版本1:利用sklearn的kmeans算法,CPU上跑
-
好处
- 快速调用机器学习库,sklearn
- 适合进行码本训练和简单分类任务
-
劣势
- 问题当数据量大时,迭代速度较慢
-
参考链接:here
import module_kmeans
dir_in = r"/home/work/codebook_train_data/"
# module_kmeans.sf_kmeans(dir_in)
对应的调用脚本文件:sf_kmeans.py
,内部代码如下:
# -*- coding: utf-8 -*-
import sys
import os
import wave
from scipy.io import wavfile
import numpy as np
import pandas as pd
import matplotlib.pyplot as plt
# error
# from sklearn.datasets.samples_generator import make_blobs
from sklearn.datasets import make_blobs
from sklearn.cluster import KMeans
def sf_kmeans(path):
data = pd.read_csv(path + 'sf_taylor.csv')
X = data.iloc[:, 0:16] # get low 16 values
# X, y = make_blobs(n_samples=300, centers=4, cluster_std=0.60, random_state=0)
# plt.scatter(X[:, 0], X[:, 1])
# plt.close()
# plt.figure()
max_range = 1025
wcss = []
for i in range(1, max_range):
kmeans = KMeans(n_clusters=i, init='k-means++', max_iter=300, n_init=10, random_state=0)
kmeans.fit(X)
wcss.append(kmeans.inertia_)
plt.figure()
plt.grid(linestyle='-.')
plt.title('Elbow Method')
plt.xlabel('Number of clusters')
plt.ylabel('WCSS')
plt.plot(range(1, max_range), wcss)
plt.show()
plt.figure()
kmeans = KMeans(n_clusters=4, init='k-means++', max_iter=300, n_init=10, random_state=0)

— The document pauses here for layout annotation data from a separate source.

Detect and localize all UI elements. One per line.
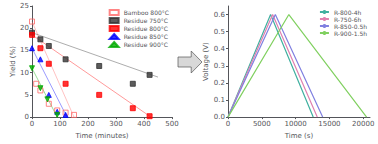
svg-text:Residue 800°C: Residue 800°C xyxy=(124,25,168,32)
svg-text:Yield (%): Yield (%) xyxy=(9,46,17,78)
svg-text:10000: 10000 xyxy=(284,120,306,128)
svg-text:R-850-0.5h: R-850-0.5h xyxy=(334,23,367,30)
svg-text:5: 5 xyxy=(25,91,29,99)
svg-text:15: 15 xyxy=(20,46,29,54)
svg-text:5000: 5000 xyxy=(253,120,271,128)
svg-text:100: 100 xyxy=(53,120,66,128)
svg-text:R-800-4h: R-800-4h xyxy=(334,9,362,16)
svg-text:300: 300 xyxy=(109,120,122,128)
svg-text:Time (s): Time (s) xyxy=(284,132,314,140)
svg-text:0.2: 0.2 xyxy=(214,79,225,87)
svg-text:25: 25 xyxy=(20,2,29,10)
svg-text:0: 0 xyxy=(226,120,230,128)
svg-text:R-900-1.5h: R-900-1.5h xyxy=(334,30,367,37)
svg-text:10: 10 xyxy=(20,69,29,77)
svg-text:Time (minutes): Time (minutes) xyxy=(74,132,128,140)
svg-text:0.4: 0.4 xyxy=(214,45,226,53)
svg-text:Bamboo 800°C: Bamboo 800°C xyxy=(124,9,169,16)
svg-text:Voltage (V): Voltage (V) xyxy=(202,42,210,81)
svg-text:20000: 20000 xyxy=(352,120,374,128)
svg-text:0.1: 0.1 xyxy=(214,96,225,104)
svg-text:0: 0 xyxy=(30,120,34,128)
svg-text:0: 0 xyxy=(25,113,29,121)
svg-text:20: 20 xyxy=(20,24,29,32)
svg-text:R-750-6h: R-750-6h xyxy=(334,16,362,23)
svg-text:200: 200 xyxy=(81,120,94,128)
svg-text:500: 500 xyxy=(165,120,178,128)
svg-text:0.5: 0.5 xyxy=(214,28,225,36)
svg-text:0.3: 0.3 xyxy=(214,62,225,70)
svg-text:Residue 850°C: Residue 850°C xyxy=(124,33,168,40)
svg-text:Residue 900°C: Residue 900°C xyxy=(124,41,168,48)
svg-text:0.0: 0.0 xyxy=(214,113,225,121)
svg-text:0.6: 0.6 xyxy=(214,11,226,19)
svg-text:15000: 15000 xyxy=(318,120,340,128)
svg-text:400: 400 xyxy=(137,120,150,128)
svg-text:Residue 750°C: Residue 750°C xyxy=(124,17,168,24)
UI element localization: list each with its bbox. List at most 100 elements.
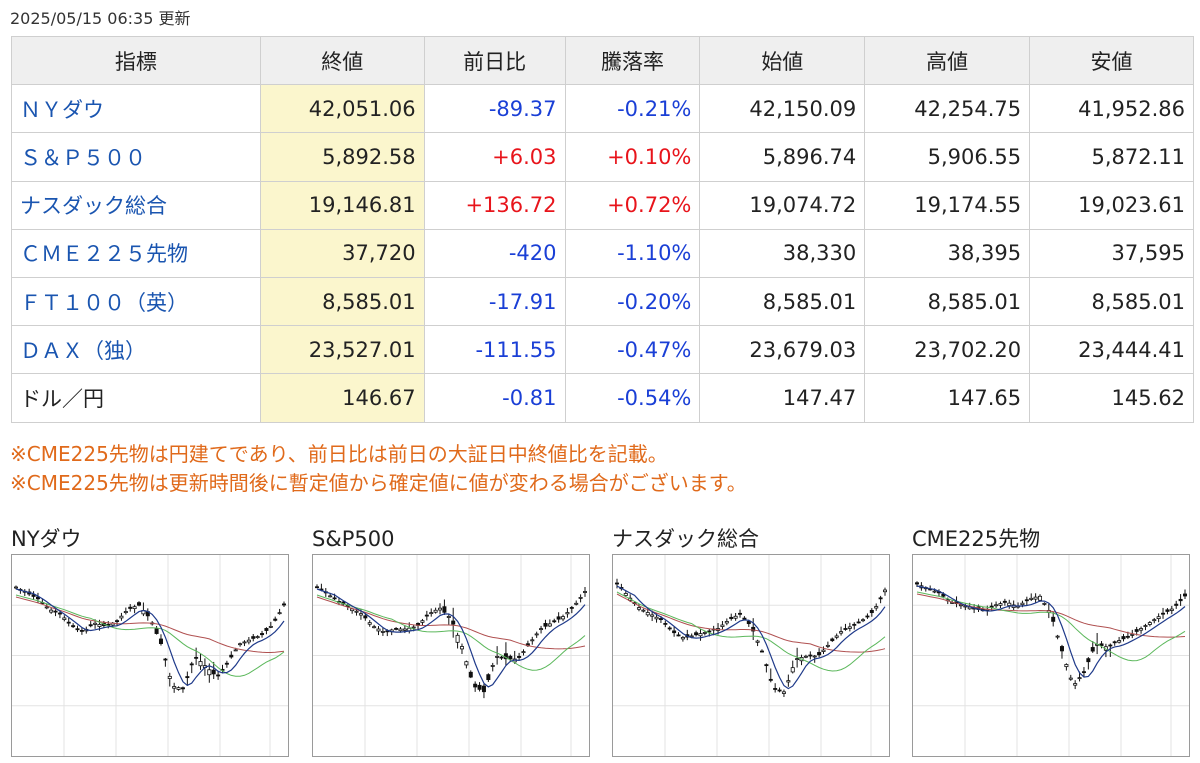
change-value: +136.72 [423,180,566,230]
index-name[interactable]: Ｓ＆Ｐ５００ [11,132,261,182]
candle-body [869,609,874,614]
candle-body [830,638,835,642]
candle-body [803,655,808,658]
candle-body [380,631,385,633]
candle-body [738,612,743,615]
open-value: 8,585.01 [699,276,866,327]
candle-body [781,691,786,694]
index-name[interactable]: ＣＭＥ２２５先物 [11,228,261,278]
chart-nydow[interactable]: NYダウ [11,524,289,757]
close-value: 37,720 [259,228,425,278]
candle-body [786,680,791,683]
ma-mid-line [616,591,886,672]
candle-body [1112,641,1117,644]
table-header-row: 指標 終値 前日比 騰落率 始値 高値 安値 [11,35,1194,86]
note-line: ※CME225先物は円建てであり、前日比は前日の大証日中終値比を記載。 [10,442,668,466]
candle-body [1068,677,1073,680]
candle-body [539,628,544,631]
col-header-high: 高値 [864,35,1031,86]
candle-body [720,624,725,627]
chart-svg [613,555,889,756]
candle-body [354,610,359,613]
table-row: ＤＡＸ（独） 23,527.01 -111.55 -0.47% 23,679.03 23,… [11,325,1194,375]
chart-canvas[interactable] [312,554,590,757]
candle-body [260,633,265,636]
chart-canvas[interactable] [11,554,289,757]
candle-body [742,617,747,620]
open-value: 38,330 [699,228,866,278]
candle-body [281,603,286,606]
candle-body [328,595,333,598]
candle-body [751,626,756,632]
index-name[interactable]: ナスダック総合 [11,180,261,230]
index-name[interactable]: ＦＴ１００（英） [11,276,261,327]
ma-short-line [916,585,1186,678]
candle-body [446,616,451,618]
index-name[interactable]: ＤＡＸ（独） [11,325,261,375]
candle-body [207,669,212,676]
chart-nasdaq[interactable]: ナスダック総合 [612,524,890,757]
candle-body [746,620,751,625]
ma-mid-line [15,594,285,677]
chart-cme225[interactable]: CME225先物 [912,524,1190,757]
candle-body [843,628,848,630]
candle-body [172,686,177,689]
candle-body [473,683,478,688]
candle-body [119,615,124,619]
candle-body [14,586,19,589]
update-timestamp: 2025/05/15 06:35 更新 [10,9,191,28]
low-value: 19,023.61 [1029,180,1194,230]
candle-body [1038,595,1043,601]
close-value: 19,146.81 [259,180,425,230]
candle-body [865,615,870,618]
candle-body [874,606,879,609]
candle-body [702,631,707,634]
high-value: 8,585.01 [864,276,1031,327]
change-value: -89.37 [423,84,566,134]
candle-body [1117,640,1122,643]
chart-canvas[interactable] [912,554,1190,757]
candle-body [398,628,403,632]
candle-body [1055,635,1060,638]
candle-body [1165,609,1170,612]
low-value: 5,872.11 [1029,132,1194,182]
candle-body [411,626,416,629]
candle-body [834,635,839,638]
candle-body [438,607,443,611]
low-value: 8,585.01 [1029,276,1194,327]
candle-body [459,646,464,650]
table-row: ＮＹダウ 42,051.06 -89.37 -0.21% 42,150.09 42,254… [11,84,1194,134]
candle-body [1143,625,1148,627]
candle-body [1130,634,1135,636]
candle-body [623,593,628,596]
candle-body [128,606,133,609]
candle-body [185,676,190,679]
index-name[interactable]: ＮＹダウ [11,84,261,134]
chart-sp500[interactable]: S&P500 [312,524,590,757]
candle-body [994,604,999,607]
candle-body [115,620,120,623]
high-value: 147.65 [864,373,1031,423]
candle-body [66,621,71,624]
candle-body [698,633,703,637]
change-value: +6.03 [423,132,566,182]
candle-body [825,644,830,647]
candle-body [1042,602,1047,605]
candle-body [176,687,181,690]
close-value: 146.67 [259,373,425,423]
low-value: 41,952.86 [1029,84,1194,134]
chart-canvas[interactable] [612,554,890,757]
candle-body [680,637,685,640]
change-value: -0.81 [423,373,566,423]
candle-body [79,629,84,632]
table-row: Ｓ＆Ｐ５００ 5,892.58 +6.03 +0.10% 5,896.74 5,906.5… [11,132,1194,182]
candle-body [1121,636,1126,640]
candle-body [93,622,98,625]
candle-body [641,609,646,612]
col-header-indicator: 指標 [11,35,261,86]
pct-value: -0.54% [564,373,701,423]
low-value: 145.62 [1029,373,1194,423]
candle-body [433,609,438,613]
candle-body [163,658,168,661]
col-header-low: 安値 [1029,35,1194,86]
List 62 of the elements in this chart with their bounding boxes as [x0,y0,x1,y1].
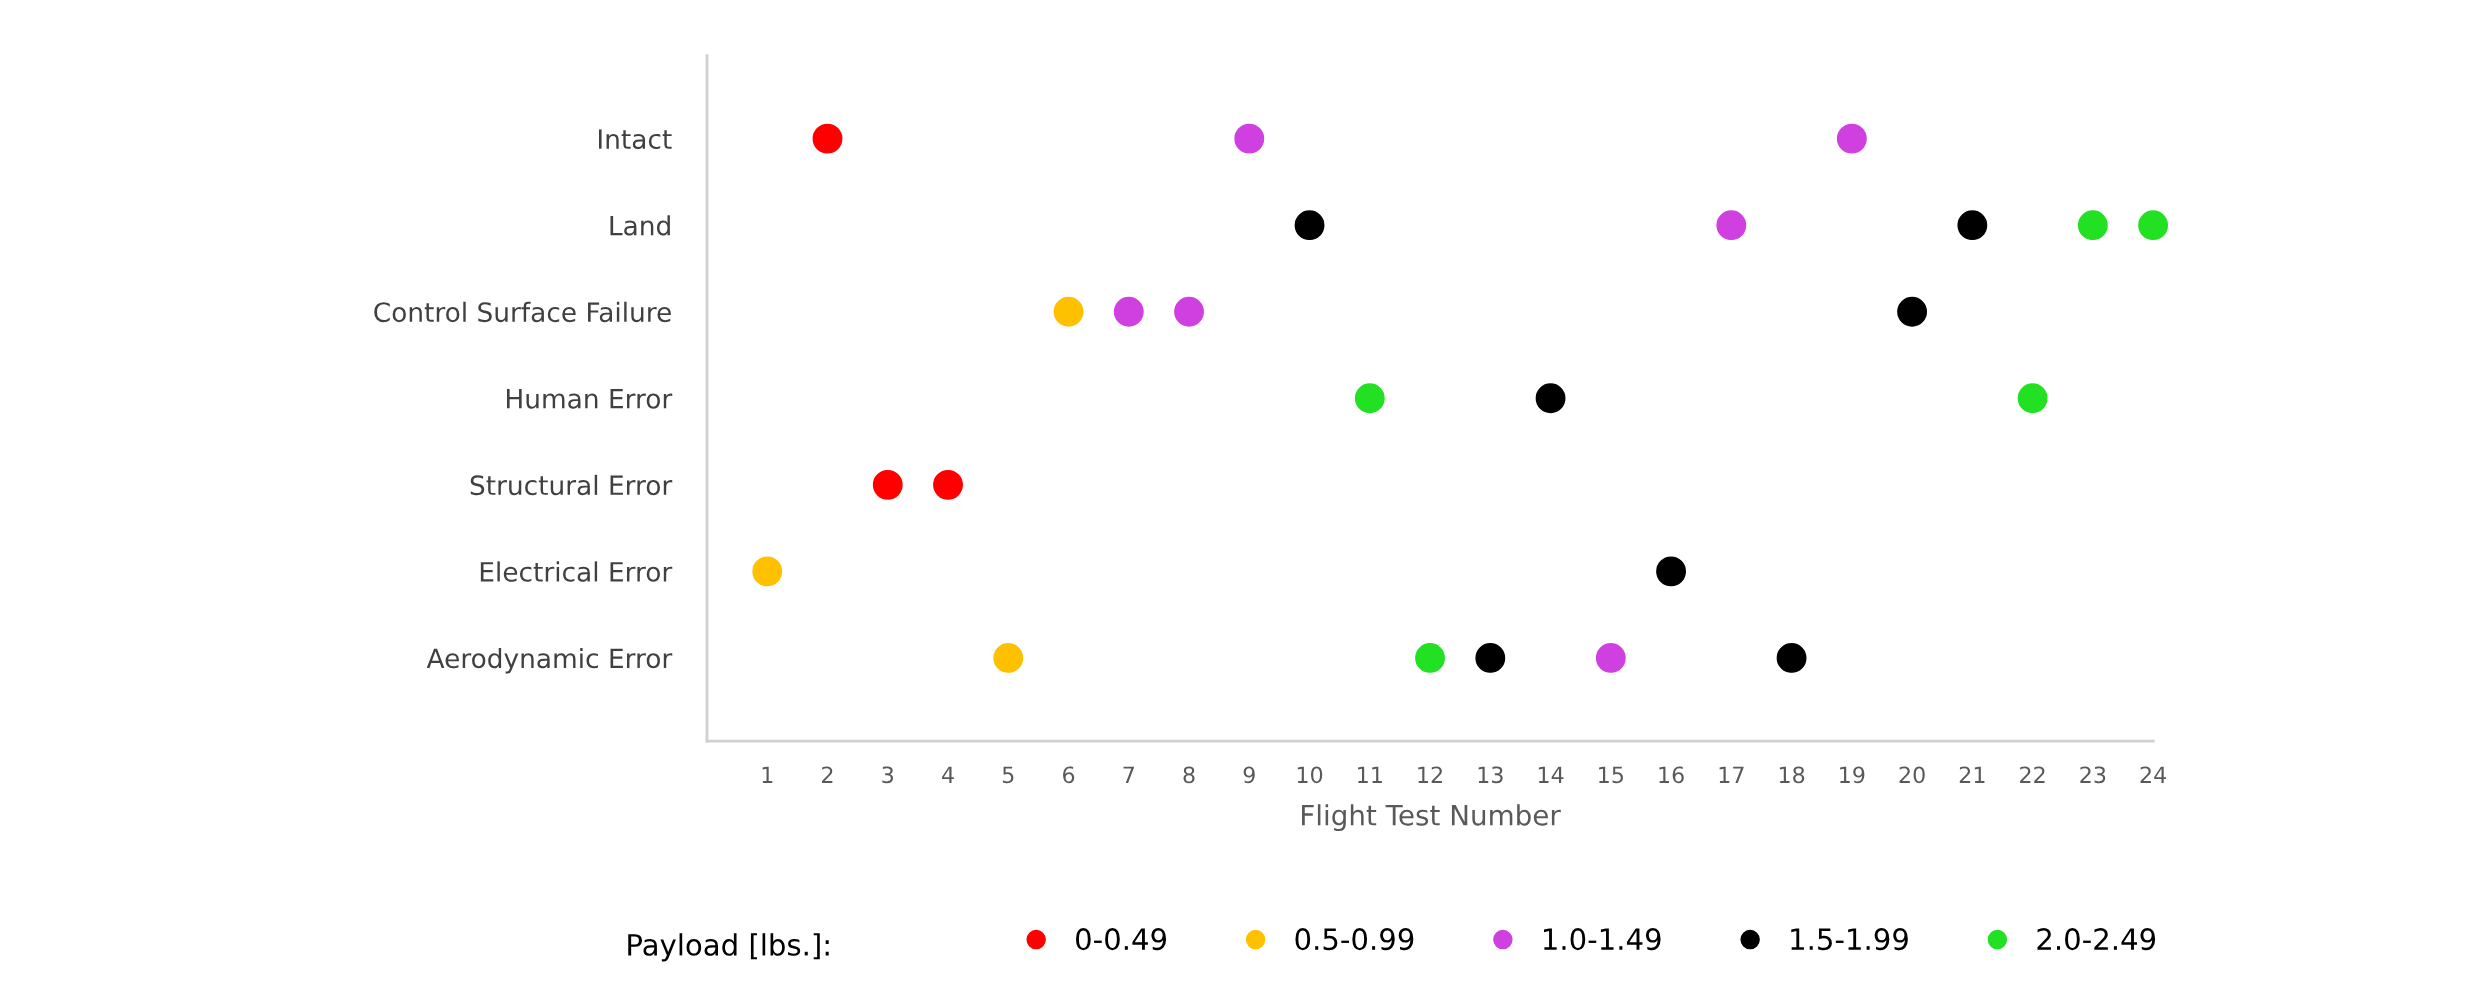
point [1776,643,1807,673]
x-tick-label: 16 [1659,766,1684,784]
x-tick-label: 21 [1959,766,1985,783]
x-tick-label: 10 [1297,766,1323,784]
point [1957,210,1988,241]
y-tick-label: Land [610,215,670,236]
x-tick-label: 11 [1358,766,1382,783]
legend-label: 0.5-0.99 [1295,928,1414,951]
point [933,469,963,500]
point [1174,296,1204,327]
point [1234,123,1265,154]
x-tick-label: 8 [1183,766,1195,784]
legend-label: 0-0.49 [1076,928,1167,951]
point [2138,210,2169,241]
x-axis-title: Flight Test Number [1302,804,1561,832]
x-tick-label: 19 [1840,766,1865,784]
x-tick-label: 17 [1719,766,1744,783]
x-tick-label: 5 [1002,766,1014,784]
point [752,556,783,587]
x-tick-label: 24 [2140,766,2166,783]
x-tick-label: 6 [1063,766,1075,784]
x-tick-label: 12 [1418,766,1442,783]
point [1475,643,1506,673]
point [1897,296,1928,327]
x-tick-label: 4 [942,766,954,783]
x-tick-label: 9 [1243,766,1255,784]
point [872,469,903,500]
x-tick-label: 1 [762,766,773,783]
point [1716,210,1747,241]
x-tick-label: 15 [1599,766,1624,784]
point [1535,383,1566,414]
x-tick-label: 20 [1899,766,1925,784]
point [1113,296,1144,327]
point [812,123,843,154]
point [993,643,1024,673]
y-tick-label: Human Error [506,389,673,409]
y-tick-label: Control Surface Failure [374,301,671,323]
legend-label: 1.5-1.99 [1791,928,1908,951]
point [1294,210,1325,241]
y-tick-label: Intact [598,129,672,150]
point [1836,123,1867,154]
point [1415,643,1445,673]
x-tick-label: 18 [1779,766,1805,784]
legend-label: 2.0-2.49 [2037,928,2156,951]
x-tick-label: 14 [1538,766,1564,783]
x-tick-label: 7 [1123,766,1134,783]
y-tick-label: Electrical Error [480,561,673,582]
legend-label: 1.0-1.49 [1543,928,1661,951]
point [2077,210,2108,241]
point [1595,643,1626,673]
x-tick-label: 13 [1478,766,1503,784]
point [1656,556,1686,587]
y-tick-label: Aerodynamic Error [426,647,673,674]
x-tick-label: 23 [2080,766,2106,784]
legend-title: Payload [lbs.]: [628,933,829,962]
y-tick-label: Structural Error [470,474,673,496]
x-tick-label: 3 [882,766,894,784]
point [1053,296,1084,327]
point [2017,383,2048,414]
x-tick-label: 2 [822,766,833,783]
point [1354,383,1385,414]
x-tick-label: 22 [2020,766,2045,783]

pred_y = kmeans.fit_predict(X)
plt.grid(linestyle='-.')
plt.scatter(X[:, 0], X[:, 1])
plt.scatter(kmeans.cluster_centers_[:, 0], kmeans.cluster_centers_[:, 1], s=300, c='red')
plt.show()
print(kmeans.labels_)
print(kmeans.cluster_centers_)
print('done!')
版本2:利用网上的kmeans算法实现,GPU上跑
- 好处:
- 能解决迭代速度问题
- 劣势:
- 随之而来的问题是,该算法实现精度较差
- 无法达到与本地CPU跑的sklearn的kmeans算法效果
- 参考链接:here
import torch
import time
from tqdm import tqdm
import pandas as pd
# import pdb # for debug
# pdb.set_trace()
class KMEANS:
def __init__(self, n_clusters=20, max_iter=None, verbose=True,device = torch.device("cuda")):
self.n_cluster = n_clusters # n_clusters > 0
self.n_clusters = n_clusters
self.labels = None
self.dists = None # shape: [x.shape[0],n_cluster]
self.centers = None
self.variation = torch.Tensor([float("Inf")]).to(device)
self.verbose = verbose
self.started = False
self.representative_samples = None
self.max_iter = max_iter
self.count = 0
self.device = device
def fit(self, x):
# 随机选择初始中心点,想更快的收敛速度可以借鉴sklearn中的kmeans++初始化方法
init_row = torch.randint(0, x.shape[0], (self.n_clusters,)).to(self.device)
init_points = x[init_row]
self.centers = init_points
while True:
# 聚类标记
self.nearest_center(x)
# 更新中心点
self.update_center(x)
if self.verbose:
print(self.variation, torch.argmin(self.dists, (0)))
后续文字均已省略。